The hardware substrate

§1 GPU memory hierarchy + the roofline model
GPUs have a multi-tier memory hierarchy: HBM (slow, big), L2 cache (medium), SRAM (fast, tiny). The "roofline model" maps each operation to a regime: memory-bound (limited by bandwidth) or compute-bound (limited by FLOPs). On an H100, the boundary is ~300 FLOPs/byte — and almost every LLM operation EXCEPT large GEMM falls below this line.

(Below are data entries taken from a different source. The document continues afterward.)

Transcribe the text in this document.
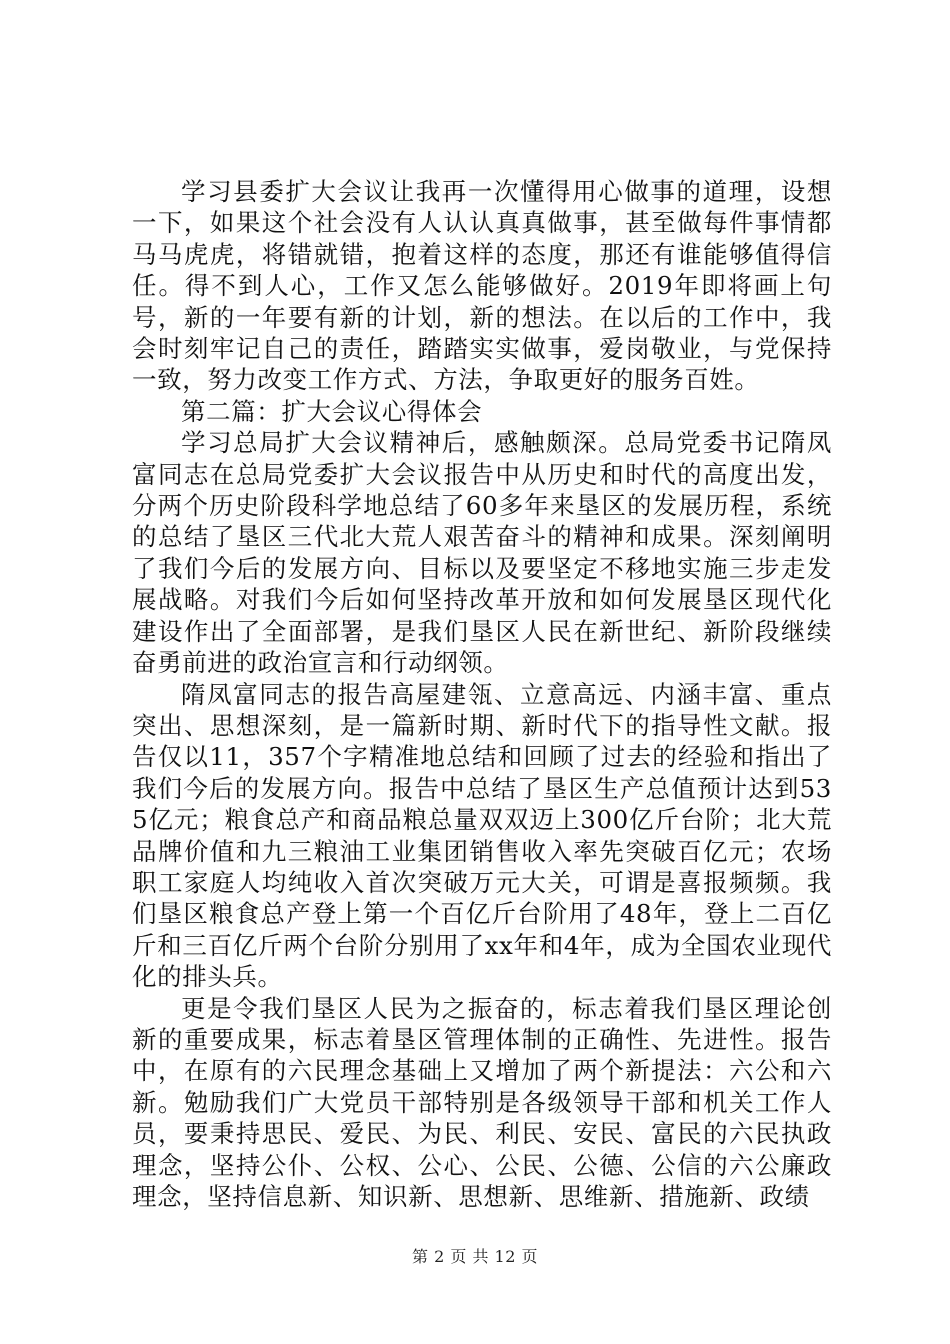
学习县委扩大会议让我再一次懂得用心做事的道理，设想一下，如果这个社会没有人认认真真做事，甚至做每件事情都马马虎虎，将错就错，抱着这样的态度，那还有谁能够值得信任。得不到人心，工作又怎么能够做好。2019年即将画上句号，新的一年要有新的计划，新的想法。在以后的工作中，我会时刻牢记自己的责任，踏踏实实做事，爱岗敬业，与党保持一致，努力改变工作方式、方法，争取更好的服务百姓。

第二篇：扩大会议心得体会

学习总局扩大会议精神后，感触颇深。总局党委书记隋凤富同志在总局党委扩大会议报告中从历史和时代的高度出发，分两个历史阶段科学地总结了60多年来垦区的发展历程，系统的总结了垦区三代北大荒人艰苦奋斗的精神和成果。深刻阐明了我们今后的发展方向、目标以及要坚定不移地实施三步走发展战略。对我们今后如何坚持改革开放和如何发展垦区现代化建设作出了全面部署，是我们垦区人民在新世纪、新阶段继续奋勇前进的政治宣言和行动纲领。

隋凤富同志的报告高屋建瓴、立意高远、内涵丰富、重点突出、思想深刻，是一篇新时期、新时代下的指导性文献。报告仅以11，357个字精准地总结和回顾了过去的经验和指出了我们今后的发展方向。报告中总结了垦区生产总值预计达到535亿元；粮食总产和商品粮总量双双迈上300亿斤台阶；北大荒品牌价值和九三粮油工业集团销售收入率先突破百亿元；农场职工家庭人均纯收入首次突破万元大关，可谓是喜报频频。我们垦区粮食总产登上第一个百亿斤台阶用了48年，登上二百亿斤和三百亿斤两个台阶分别用了xx年和4年，成为全国农业现代化的排头兵。

更是令我们垦区人民为之振奋的，标志着我们垦区理论创新的重要成果，标志着垦区管理体制的正确性、先进性。报告中，在原有的六民理念基础上又增加了两个新提法：六公和六新。勉励我们广大党员干部特别是各级领导干部和机关工作人员，要秉持思民、爱民、为民、利民、安民、富民的六民执政理念，坚持公仆、公权、公心、公民、公德、公信的六公廉政理念，坚持信息新、知识新、思想新、思维新、措施新、政绩

第 2 页 共 12 页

This is why LLM inference is bandwidth-bound; this is why FlashAttention matters; this is why hardware design prioritizes bandwidth over peak FLOPs.
§2 Tensor cores, fp8, NVLink
Modern GPU compute is dominated by tensor cores — specialised hardware that does 16×16 (or 32×16) matmul per cycle, at ~10× the rate of general-purpose CUDA cores. fp8 (and now fp4) further compress data to get 2-4× higher effective FLOPs by quantizing at the matmul boundary. NVLink and NVSwitch provide 1.8 TB/s GPU-to-GPU bandwidth — needed because LLM training is multi-GPU. This section walks the H100 → B200 jump and the trends.
§3 TPUs, Apple Silicon, AMD MI300X — the non-NVIDIA landscape
NVIDIA is not the only game. TPUs (Google) use a systolic array architecture fundamentally different from GPUs. Apple Silicon has unified memory + a Neural Engine that changes the cost calculus for on-device LLMs. AMD MI300X has more HBM than H100 (~192GB) and competes on price/perf. AWS Trainium and Cerebras and Groq exist too. This section explains the architectural differences and why NVIDIA still wins the frontier.